Diane Srivastava, one of the authors of the study, a Wall Scholar and a UBC Professor of Ecology, says that by collating data from around the world on a common aquatic food web, the study has determined why some habitats seem to have a lot of predators, while other habitats just have a few.
“Habitats with lots of predators are often large,” says Srivastava. “The types of predators that are highly efficient in consuming prey, like fish, lizards, frogs or carnivorous insects like damselflies, are exactly the same types of predators that are sensitive to the disturbances in small habitats.”
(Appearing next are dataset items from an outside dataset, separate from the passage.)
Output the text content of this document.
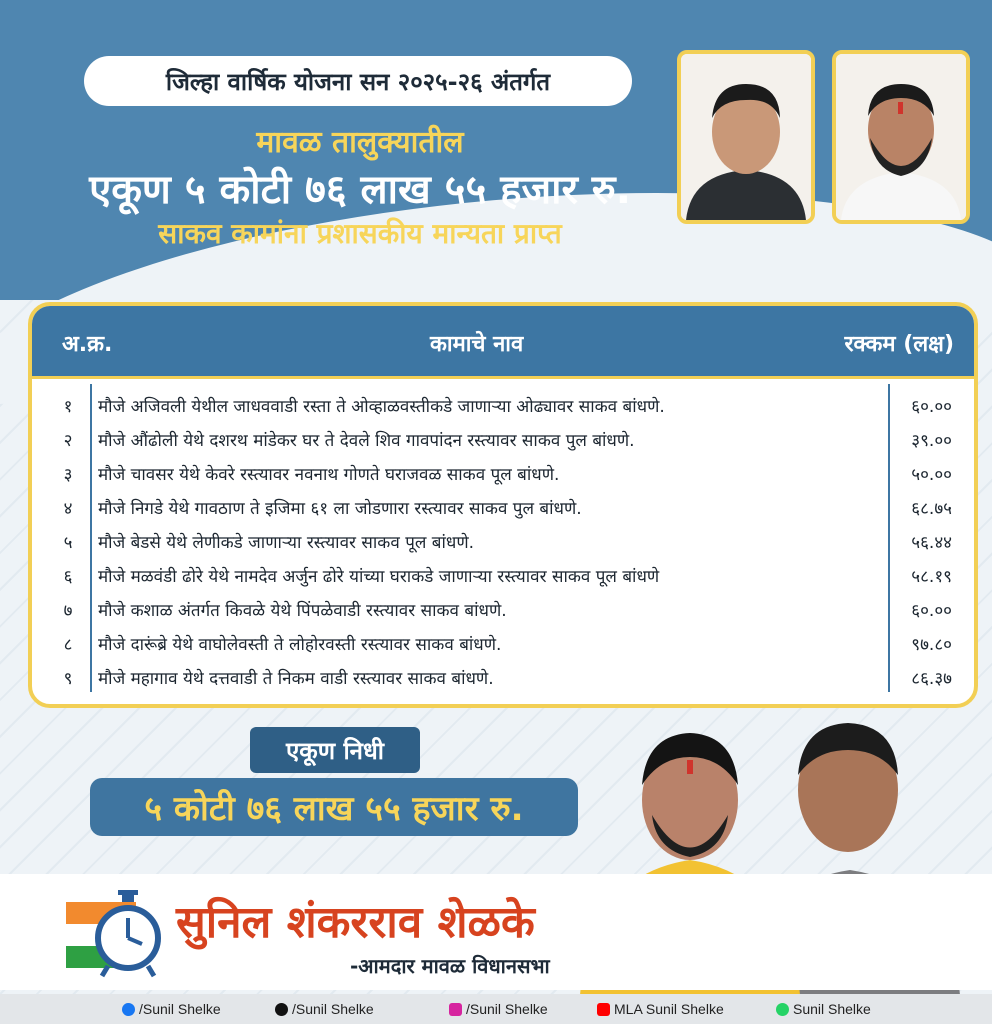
जिल्हा वार्षिक योजना सन २०२५-२६ अंतर्गत
मावळ तालुक्यातील
एकूण ५ कोटी ७६ लाख ५५ हजार रु.
साकव कामांना प्रशासकीय मान्यता प्राप्त
अ.क्र.	कामाचे नाव	रक्कम (लक्ष)
१	मौजे अजिवली येथील जाधववाडी रस्ता ते ओव्हाळवस्तीकडे जाणाऱ्या ओढ्यावर साकव बांधणे.	६०.००
२	मौजे औंढोली येथे दशरथ मांडेकर घर ते देवले शिव गावपांदन रस्त्यावर साकव पुल बांधणे.	३९.००
३	मौजे चावसर येथे केवरे रस्त्यावर नवनाथ गोणते घराजवळ साकव पूल बांधणे.	५०.००
४	मौजे निगडे येथे गावठाण ते इजिमा ६१ ला जोडणारा रस्त्यावर साकव पुल बांधणे.	६८.७५
५	मौजे बेडसे येथे लेणीकडे जाणाऱ्या रस्त्यावर साकव पूल बांधणे.	५६.४४
६	मौजे मळवंडी ढोरे येथे नामदेव अर्जुन ढोरे यांच्या घराकडे जाणाऱ्या रस्त्यावर साकव पूल बांधणे	५८.१९
७	मौजे कशाळ अंतर्गत किवळे येथे पिंपळेवाडी रस्त्यावर साकव बांधणे.	६०.००
८	मौजे दारूंब्रे येथे वाघोलेवस्ती ते लोहोरवस्ती रस्त्यावर साकव बांधणे.	९७.८०
९	मौजे महागाव येथे दत्तवाडी ते निकम वाडी रस्त्यावर साकव बांधणे.	८६.३७
एकूण निधी
५ कोटी ७६ लाख ५५ हजार रु.
सुनिल शंकरराव शेळके
-आमदार मावळ विधानसभा
/Sunil Shelke	/Sunil Shelke	/Sunil Shelke	MLA Sunil Shelke	Sunil Shelke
The study showed that in sites with damselflies, the large bromeliad plants were disproportionately full of predators (including damselflies), which drove down the number of prey. The sensitivity of a dominant predator- damselfly larvae- to the size of its habitat can cascade through multiple levels in the foodchain, creating a shift in the entire food web as the bromeliad plant size increases.
Researchers collected composition and biomass data from 651 plant communities (bromeliads) from eight sites across Central and South America differing in environmental conditions, species pools and the presence of large-bodied carnivorous insect predators, like damselflies.
This is one of the first publications of the Bromeliad Working Group, an international network of researchers, who has pooled their data to answer big questions in ecology like this one.
“Important generalities can emerge when we examine ecological patterns not just in one location, but around the world,” adds Srivastava.
“This shows the power of scientists pooling their data when they study the same system but in different parts of the world. We could have never determined this from data from just one site.”